We should consider implementing EIP 1271 so the Actor app could ‘sign messages’ for interacting with other contracts like 0x. Two (compatible) ways to add support for it could be:

• Having an explicit action to sign a specific data hash, like what I proposed here. The function to sign a hash in the Actor app needs to be protected with a role. Once a hash is ‘signed’ in the app, it will return true to isValidSignature(data, [any signature or empty])

• Potentially using the same role as before, if an entity has permissions to sign on behalf of the Actor app, the entity can provide a signature directly with its account. When checking the signature, the Actor app can recover the account that signed the message and if that account is allowed to sign messages on behalf of the Actor app, then consider it a valid signature.

I think that design-wise this is what @jorge’s proposal could look like:

image1280×877 45.9 KB

You would see all the past actions that happened and its date.

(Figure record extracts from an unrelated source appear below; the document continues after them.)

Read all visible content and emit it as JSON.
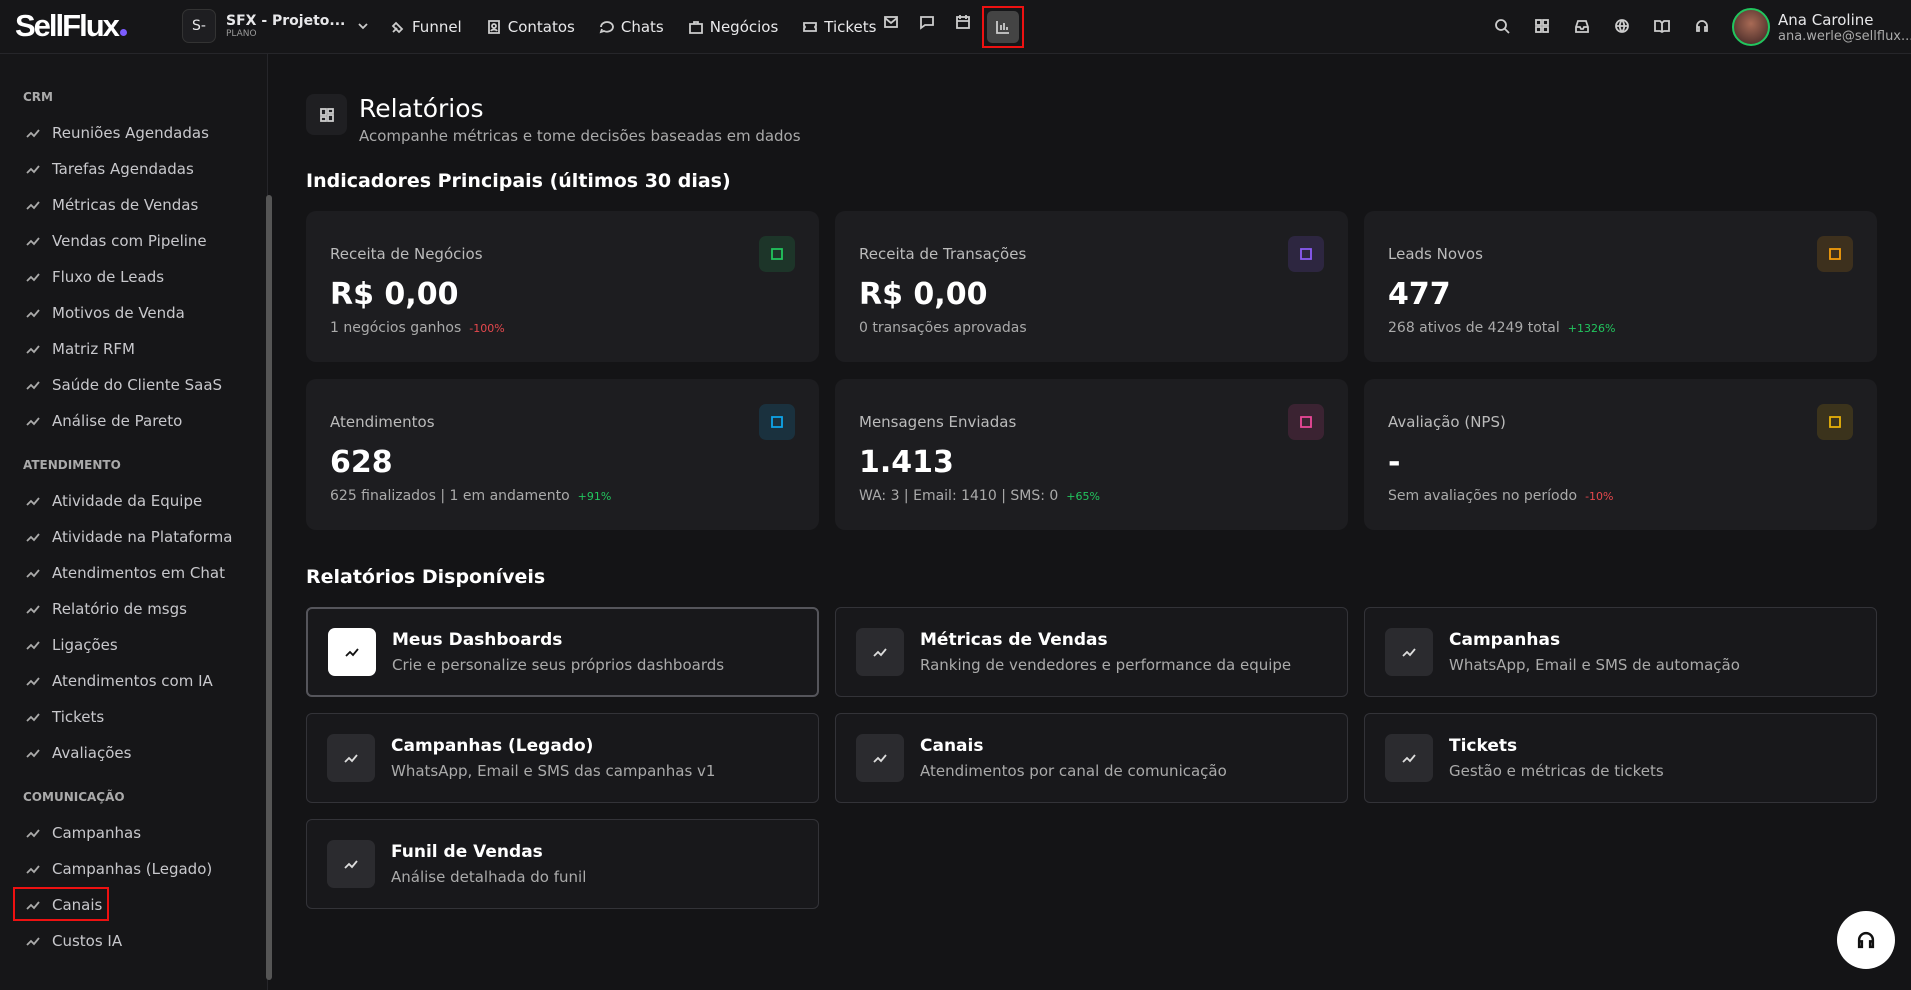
{
  "brand": "SellFlux",
  "workspace": {
    "initial": "S-",
    "name": "SFX - Projeto...",
    "plan": "PLANO"
  },
  "nav": [
    "Funnel",
    "Contatos",
    "Chats",
    "Negócios",
    "Tickets"
  ],
  "user": {
    "name": "Ana Caroline",
    "email": "ana.werle@sellflux..."
  },
  "sidebar": [
    {
      "title": "CRM",
      "items": [
        "Reuniões Agendadas",
        "Tarefas Agendadas",
        "Métricas de Vendas",
        "Vendas com Pipeline",
        "Fluxo de Leads",
        "Motivos de Venda",
        "Matriz RFM",
        "Saúde do Cliente SaaS",
        "Análise de Pareto"
      ]
    },
    {
      "title": "ATENDIMENTO",
      "items": [
        "Atividade da Equipe",
        "Atividade na Plataforma",
        "Atendimentos em Chat",
        "Relatório de msgs",
        "Ligações",
        "Atendimentos com IA",
        "Tickets",
        "Avaliações"
      ]
    },
    {
      "title": "COMUNICAÇÃO",
      "items": [
        "Campanhas",
        "Campanhas (Legado)",
        "Canais",
        "Custos IA"
      ]
    }
  ],
  "page": {
    "title": "Relatórios",
    "subtitle": "Acompanhe métricas e tome decisões baseadas em dados"
  },
  "indicators": {
    "title": "Indicadores Principais (últimos 30 dias)",
    "cards": [
      {
        "label": "Receita de Negócios",
        "value": "R$ 0,00",
        "detail": "1 negócios ganhos",
        "trend": "-100%",
        "trend_color": "#e5484d",
        "icon_color": "#22c55e"
      },
      {
        "label": "Receita de Transações",
        "value": "R$ 0,00",
        "detail": "0 transações aprovadas",
        "icon_color": "#8b5cf6"
      },
      {
        "label": "Leads Novos",
        "value": "477",
        "detail": "268 ativos de 4249 total",
        "trend": "+1326%",
        "trend_color": "#22c55e",
        "icon_color": "#f59e0b"
      },
      {
        "label": "Atendimentos",
        "value": "628",
        "detail": "625 finalizados | 1 em andamento",
        "trend": "+91%",
        "trend_color": "#22c55e",
        "icon_color": "#0ea5e9"
      },
      {
        "label": "Mensagens Enviadas",
        "value": "1.413",
        "detail": "WA: 3 | Email: 1410 | SMS: 0",
        "trend": "+65%",
        "trend_color": "#22c55e",
        "icon_color": "#ec4899"
      },
      {
        "label": "Avaliação (NPS)",
        "value": "-",
        "detail": "Sem avaliações no período",
        "trend": "-10%",
        "trend_color": "#e5484d",
        "icon_color": "#eab308"
      }
    ]
  },
  "reports": {
    "title": "Relatórios Disponíveis",
    "items": [
      {
        "title": "Meus Dashboards",
        "desc": "Crie e personalize seus próprios dashboards"
      },
      {
        "title": "Métricas de Vendas",
        "desc": "Ranking de vendedores e performance da equipe"
      },
      {
        "title": "Campanhas",
        "desc": "WhatsApp, Email e SMS de automação"
      },
      {
        "title": "Campanhas (Legado)",
        "desc": "WhatsApp, Email e SMS das campanhas v1"
      },
      {
        "title": "Canais",
        "desc": "Atendimentos por canal de comunicação"
      },
      {
        "title": "Tickets",
        "desc": "Gestão e métricas de tickets"
      },
      {
        "title": "Funil de Vendas",
        "desc": "Análise detalhada do funil"
      }
    ]
  }
}
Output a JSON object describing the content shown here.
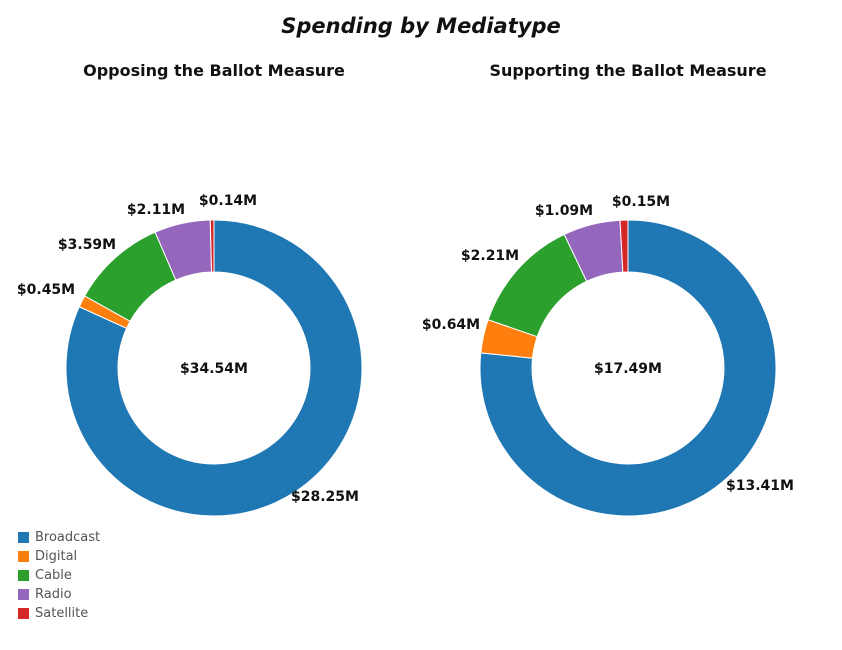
{
  "chart_data": [
    {
      "type": "pie",
      "title": "Opposing the Ballot Measure",
      "total_label": "$34.54M",
      "categories": [
        "Broadcast",
        "Digital",
        "Cable",
        "Radio",
        "Satellite"
      ],
      "values": [
        28.25,
        0.45,
        3.59,
        2.11,
        0.14
      ],
      "value_labels": [
        "$28.25M",
        "$0.45M",
        "$3.59M",
        "$2.11M",
        "$0.14M"
      ]
    },
    {
      "type": "pie",
      "title": "Supporting the Ballot Measure",
      "total_label": "$17.49M",
      "categories": [
        "Broadcast",
        "Digital",
        "Cable",
        "Radio",
        "Satellite"
      ],
      "values": [
        13.41,
        0.64,
        2.21,
        1.09,
        0.15
      ],
      "value_labels": [
        "$13.41M",
        "$0.64M",
        "$2.21M",
        "$1.09M",
        "$0.15M"
      ]
    }
  ],
  "figure": {
    "title": "Spending by Mediatype"
  },
  "legend": {
    "items": [
      {
        "label": "Broadcast",
        "color": "#1f77b4"
      },
      {
        "label": "Digital",
        "color": "#ff7f0e"
      },
      {
        "label": "Cable",
        "color": "#2ca02c"
      },
      {
        "label": "Radio",
        "color": "#9467bd"
      },
      {
        "label": "Satellite",
        "color": "#d62728"
      }
    ]
  }
}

Also you would see the current balance of the Actor.
When creating a new action, you would have a panel with a form with:

• An entity component to write the address you want to interact with
• An ABI selector, similar to the one in MyCrypto
• Or a toggle to just copy and paste the call data

One thing worth considering here is the risk of signature invalidation attacks when integrating some external protocol with a DAO that supports designated signers.

What I mean by signature invalidation is a malicious DAO that designates a signer for the Actor that creates a signature for some message in the external protocol. At some later point, the external protocol needs to validate the signature for some reason i.e. a party wants to use the DAO’s signature as proof of commitment to some past data. The DAO could change the designated signer for the Actor such that when the external protocol checks the original signature, it will think that the signature is invalid (because the designated signer is now different).

I think this is a general problem that applies to designated signers for any contract. For example, in Casper FFG, a validator could double vote by signing conflicting vote messages, but before someone can submit the signatures as a fraud proof on-chain, the validator could modify its validation contract such that one of the signatures becomes invalid. The solution in this case was to use a purity checker to make sure that the validation contract could not update state to invalidate a signature after it has been created.

@yondonfu Regarding the purity checker, it seems that it would need to ban DELEGATECALL (actually all types of calls) to make sure a contract is ‘pure’. This would present a challenge with our current architecture as we are thinking that these Actor app instances will be upgradeable contracts, therefore making it impossible to prove that a signature was actually valid at some point in the past.

When I was reading your message I initially thought you were referring to another potential issue that is when the delegated signer sees that they are going to be removed, they can still sign a message and perform an action somewhere front-running the transaction that removes their power.